Opinia w sprawie odcisków palców i śladów DNA na nożu, którym imigrant śmiertelnie ugodził polskiego żołnierza na granicy, trafiła do prokuratury - dowiedział się reporter RMF FM, Krzysztof Zasada. Chodzi o tragiczne zdarzenie z 28 maja z okolic Dubicze Cerkiewne na Podlasiu. Polski mundurowy został ugodzony nożem, gdy próbował zapobiec próbie sforsowania granicy przez grupę cudzoziemców. Zmarł 6 czerwca.
Istnieje duże prawdopodobieństwo, że polscy śledczy mają odciski palców i DNA osoby, która zaatakowała polskiego żołnierza, Mateusza Sitka, żołnierza Pierwszej Brygady Pancernej.
Sprawca ataku - po przełożeniu ręki przez płot - ugodził żołnierza nożem w okolicy klatki piersiowej.
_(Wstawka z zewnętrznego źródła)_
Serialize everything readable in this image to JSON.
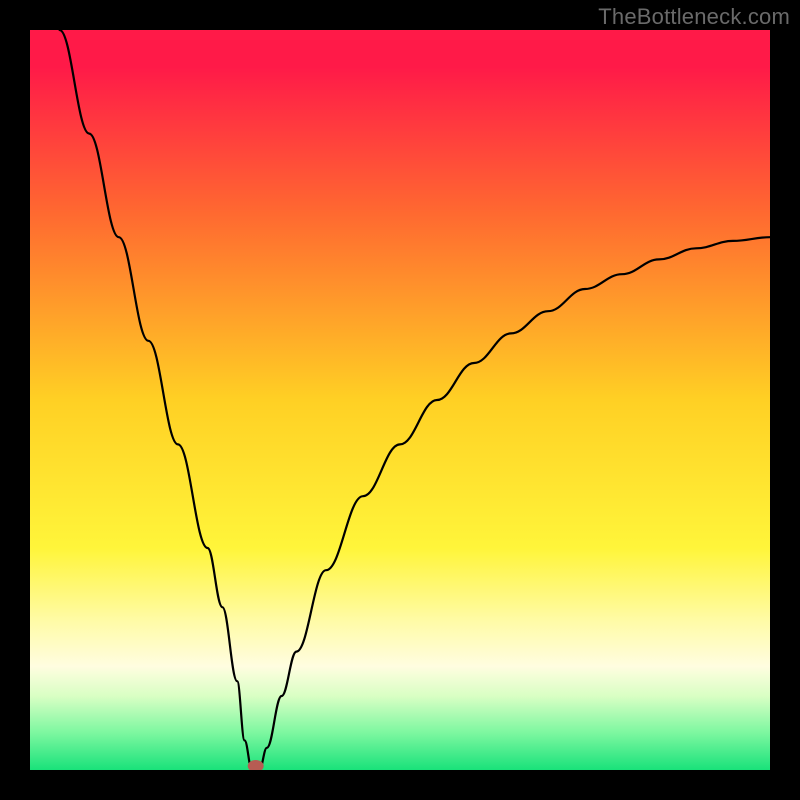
{
  "watermark": "TheBottleneck.com",
  "chart_data": {
    "type": "line",
    "title": "",
    "xlabel": "",
    "ylabel": "",
    "xlim": [
      0,
      100
    ],
    "ylim": [
      0,
      100
    ],
    "grid": false,
    "series": [
      {
        "name": "curve",
        "color": "#000000",
        "x": [
          4,
          8,
          12,
          16,
          20,
          24,
          26,
          28,
          29,
          30,
          31,
          32,
          34,
          36,
          40,
          45,
          50,
          55,
          60,
          65,
          70,
          75,
          80,
          85,
          90,
          95,
          100
        ],
        "y": [
          100,
          86,
          72,
          58,
          44,
          30,
          22,
          12,
          4,
          0,
          0,
          3,
          10,
          16,
          27,
          37,
          44,
          50,
          55,
          59,
          62,
          65,
          67,
          69,
          70.5,
          71.5,
          72
        ]
      }
    ],
    "marker": {
      "x": 30.5,
      "y": 0,
      "color": "#b75c53"
    },
    "background_gradient": {
      "stops": [
        {
          "offset": 0.0,
          "color": "#ff1a48"
        },
        {
          "offset": 0.05,
          "color": "#ff1a48"
        },
        {
          "offset": 0.25,
          "color": "#ff6a30"
        },
        {
          "offset": 0.5,
          "color": "#ffd024"
        },
        {
          "offset": 0.7,
          "color": "#fff53a"
        },
        {
          "offset": 0.8,
          "color": "#fffba8"
        },
        {
          "offset": 0.86,
          "color": "#fffde0"
        },
        {
          "offset": 0.9,
          "color": "#d9ffc4"
        },
        {
          "offset": 0.95,
          "color": "#7cf7a0"
        },
        {
          "offset": 1.0,
          "color": "#19e27a"
        }
      ]
    }
  }
}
Nóż utkwił w ciele, a pogranicznicy, którzy pobiegli na pomoc koledze, zostali obrzuceni przez migrantów kamieniami. Mateusz Sitek zmarł 6 czerwca, a dzień później prokuratura podała, że bezpośrednią przyczyną zgonu było uszkodzenie płuc oraz ośrodka układu nerwowego.
Z ustaleń reportera RMF FM, Krzysztofa Zasady wynika, że biegłym udało się wypreparować pewne ślady, także biologiczne. Nie ma jednak 100-procentowej pewności do kogo należą.
Prokuratura całkowicie odmawia podawania jakichkolwiek szczegółów ekspertyz. Potwierdziła jedynie, że opinie otrzymała i że będą zlecone kolejne analizy.
Jak ustalił Krzysztof Zasada, przedmiotem, który badają biegli, jest sam nóż. Nie ma mowy o drewnianym stylisku (uchwycie, trzonku), na którym mógł być zamocowany.